Last summer I had the chance to take a long, hard look at my freshman year and I realized that the dating scene at Providence College, like other campuses nationwide, has taken a back seat to the hookup culture that has claimed both driver and shotgun.
Everyone seems to have a different definition for the term “hooking up”. It can mean anything from kissing to oral sex and everything in between. It has been deemed the umbrella term that allows for privacy from others. No one knows what students mean when they use it and it gives them the opportunity to not have to go into detail with their friends.
For a while now, this has been a topic of heated debate on campuses, causing many people to wonder how we got to this point. Why are so many students succumbing to this trend?
You might recall hearing the voices of your parents right before leaving for school, or perhaps the president of the college during orientation telling you something along the lines of, “Who knows, in the crowd of people you meet this year, there could be that person who might one day be your spouse.” And so, you embarked on this four-year experience believing, perhaps not wanting to admit, that somewhere amidst the teeming campus is your true love.
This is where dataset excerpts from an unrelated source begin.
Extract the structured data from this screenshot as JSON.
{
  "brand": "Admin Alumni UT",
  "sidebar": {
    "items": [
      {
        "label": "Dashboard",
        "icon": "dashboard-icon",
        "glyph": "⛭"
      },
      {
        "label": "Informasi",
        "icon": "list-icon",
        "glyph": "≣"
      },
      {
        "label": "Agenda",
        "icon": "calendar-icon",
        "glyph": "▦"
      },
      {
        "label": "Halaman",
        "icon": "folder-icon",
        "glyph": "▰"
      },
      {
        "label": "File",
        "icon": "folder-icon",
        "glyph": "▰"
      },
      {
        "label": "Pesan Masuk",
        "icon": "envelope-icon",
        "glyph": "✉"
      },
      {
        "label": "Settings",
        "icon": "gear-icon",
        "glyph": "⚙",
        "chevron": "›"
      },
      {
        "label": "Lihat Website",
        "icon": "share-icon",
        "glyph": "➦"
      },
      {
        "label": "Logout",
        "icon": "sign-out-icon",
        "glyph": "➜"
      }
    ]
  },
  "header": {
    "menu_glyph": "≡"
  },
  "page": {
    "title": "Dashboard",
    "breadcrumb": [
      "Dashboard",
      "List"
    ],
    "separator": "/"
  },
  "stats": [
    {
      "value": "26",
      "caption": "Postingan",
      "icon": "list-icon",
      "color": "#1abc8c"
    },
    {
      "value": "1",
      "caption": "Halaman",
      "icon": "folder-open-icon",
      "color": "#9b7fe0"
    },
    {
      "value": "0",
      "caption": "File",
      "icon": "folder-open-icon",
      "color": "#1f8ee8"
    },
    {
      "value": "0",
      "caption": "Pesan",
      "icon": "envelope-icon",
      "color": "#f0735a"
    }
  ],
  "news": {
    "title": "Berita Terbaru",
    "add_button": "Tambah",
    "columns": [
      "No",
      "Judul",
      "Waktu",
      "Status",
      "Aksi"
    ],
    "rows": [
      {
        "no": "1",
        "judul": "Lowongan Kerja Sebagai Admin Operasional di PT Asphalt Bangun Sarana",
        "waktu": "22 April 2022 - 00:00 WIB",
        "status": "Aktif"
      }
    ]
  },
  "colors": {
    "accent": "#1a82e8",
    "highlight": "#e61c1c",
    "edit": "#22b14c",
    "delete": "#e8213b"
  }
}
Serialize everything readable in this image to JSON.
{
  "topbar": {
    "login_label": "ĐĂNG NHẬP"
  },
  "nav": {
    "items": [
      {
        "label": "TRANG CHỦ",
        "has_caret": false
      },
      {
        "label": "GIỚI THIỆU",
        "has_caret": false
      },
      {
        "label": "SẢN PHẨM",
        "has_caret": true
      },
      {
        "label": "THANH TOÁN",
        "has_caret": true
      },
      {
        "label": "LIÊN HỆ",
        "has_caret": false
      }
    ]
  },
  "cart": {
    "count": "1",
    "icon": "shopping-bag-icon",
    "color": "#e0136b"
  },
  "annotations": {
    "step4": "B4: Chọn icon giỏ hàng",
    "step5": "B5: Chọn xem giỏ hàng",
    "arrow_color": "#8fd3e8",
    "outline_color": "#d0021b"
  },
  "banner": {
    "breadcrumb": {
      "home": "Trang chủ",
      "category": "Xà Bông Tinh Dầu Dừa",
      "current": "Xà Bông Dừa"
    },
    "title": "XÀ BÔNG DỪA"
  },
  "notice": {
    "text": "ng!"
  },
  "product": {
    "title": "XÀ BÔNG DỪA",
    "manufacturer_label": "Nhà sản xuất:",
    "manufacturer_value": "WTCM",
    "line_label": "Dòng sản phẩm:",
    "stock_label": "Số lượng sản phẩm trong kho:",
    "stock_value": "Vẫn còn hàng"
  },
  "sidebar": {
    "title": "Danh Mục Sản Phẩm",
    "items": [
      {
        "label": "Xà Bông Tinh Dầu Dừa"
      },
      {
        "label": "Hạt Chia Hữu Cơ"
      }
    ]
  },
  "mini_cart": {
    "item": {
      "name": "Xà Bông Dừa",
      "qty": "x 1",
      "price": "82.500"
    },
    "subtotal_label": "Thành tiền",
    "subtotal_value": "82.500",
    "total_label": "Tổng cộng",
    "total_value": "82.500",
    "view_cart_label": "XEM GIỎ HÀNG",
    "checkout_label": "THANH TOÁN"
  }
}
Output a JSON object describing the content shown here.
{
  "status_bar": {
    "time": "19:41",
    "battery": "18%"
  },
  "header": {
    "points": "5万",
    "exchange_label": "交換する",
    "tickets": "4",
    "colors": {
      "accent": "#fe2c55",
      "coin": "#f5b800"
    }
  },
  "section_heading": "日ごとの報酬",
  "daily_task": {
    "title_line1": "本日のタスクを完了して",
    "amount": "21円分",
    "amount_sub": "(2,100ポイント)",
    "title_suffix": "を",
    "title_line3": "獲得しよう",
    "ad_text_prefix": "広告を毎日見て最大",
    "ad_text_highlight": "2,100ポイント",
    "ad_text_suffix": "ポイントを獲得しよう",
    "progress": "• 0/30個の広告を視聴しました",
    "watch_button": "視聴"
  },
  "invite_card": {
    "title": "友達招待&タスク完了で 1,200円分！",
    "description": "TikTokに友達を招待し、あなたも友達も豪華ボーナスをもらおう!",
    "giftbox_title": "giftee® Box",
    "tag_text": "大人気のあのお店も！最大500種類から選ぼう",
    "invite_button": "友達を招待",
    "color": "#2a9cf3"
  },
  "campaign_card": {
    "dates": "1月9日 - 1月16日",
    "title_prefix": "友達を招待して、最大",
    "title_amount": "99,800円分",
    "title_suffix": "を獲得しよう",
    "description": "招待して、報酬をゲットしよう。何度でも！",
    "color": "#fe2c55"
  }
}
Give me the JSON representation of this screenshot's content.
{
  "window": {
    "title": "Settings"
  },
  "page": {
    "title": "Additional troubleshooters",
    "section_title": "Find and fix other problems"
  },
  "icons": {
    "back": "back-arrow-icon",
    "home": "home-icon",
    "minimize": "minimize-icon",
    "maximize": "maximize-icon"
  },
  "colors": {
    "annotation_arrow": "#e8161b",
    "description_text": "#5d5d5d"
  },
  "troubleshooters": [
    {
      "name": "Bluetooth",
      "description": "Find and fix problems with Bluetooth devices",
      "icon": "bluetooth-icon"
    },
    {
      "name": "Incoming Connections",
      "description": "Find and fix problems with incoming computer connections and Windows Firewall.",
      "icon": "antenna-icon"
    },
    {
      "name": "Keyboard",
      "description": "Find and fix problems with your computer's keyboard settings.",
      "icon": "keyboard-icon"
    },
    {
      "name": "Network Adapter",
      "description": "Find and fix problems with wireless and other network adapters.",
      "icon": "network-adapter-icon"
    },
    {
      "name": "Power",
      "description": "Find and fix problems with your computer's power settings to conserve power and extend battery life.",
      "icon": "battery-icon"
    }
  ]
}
Upon arriving on campus, however, mixing and mingling with upperclassmen, you soon came to realize that relationships and dating, as they once were (the old-fashioned notion), have been replaced with drinking and hookups. We apparently have no time for relationships, so why bother? Instead, we get the message we should go for the no-strings-attached, fast and easy, fun approach. But is the experience really fun and worth it?
Studies show that objectifying your partner plays a definite role in this process and if you ask most girls, it’s all about the guy. Many feminists have tried to sell the hookup culture on the grounds that it’s empowering to women: “I’ll screw him before he gets the chance to screw me.” The underlying theme here seems to me to be fear — fear of rejection, fear of commitment, fear that he won’t really like me. Fear is what has been driving girls to the hookup scene for a while now.
Yet, here is my question: How is this empowerment? Don’t you see he’s getting what he wants either way? Even if you think you are more self confident because you took the first step, got what you wanted, and got out, that doesn’t change the fact that you are making it faster and easier for him to get what he wants and leave. Since when did being comfortable with your sexuality equate to hooking up, having sex, and everything in between?
By giving into this culture that pushes instant gratification at all costs and downplays feelings and emotions, you are not rebelling, standing out, empowering yourself, or making a difference. Instead, you’re doing the complete opposite: you are pushing yourself into a corner, reprogramming yourself to repel love (yes, love, that nearly foreign word that seems to have joined the dinosaurs in the land of extinction), attempting to hardwire your emotions to an on and off switch. In the future, when you are ready to experience a real relationship, it will be a lot harder to turn on.
Why sacrifice who you are, what you feel and what you want? Why is everyone so scared of being the good girl? By saying no, you are standing out, making a difference, and all eyes will be on you…no more blending into the crowd of micro-minis, stilettos, over-the-top intoxication, and submissive attitudes.
So, the next time you are approached at a party or bar by some guy who has downed way too many Heinekens for his own good, asking you for your number and slowly making his move to “take you back to my room”, try saying no. One of two things will happen: He will either walk away, or say, “Okay, I respect that,” and if he means it he’ll call you, because you weren’t one of the other girls, you were the one that gave him a challenge to pursue.
What girls don’t realize is that they have the power to bring back dating and romance. All it takes is breaking from the conformist ignorance everyone seems to be living in and making one’s own decisions.
Viviana Garcia is a sophomore at Providence College, Rhode Island, USA.
This is a slightly edited version of an article that appeared in The Cowl, Providence College’s student newspaper.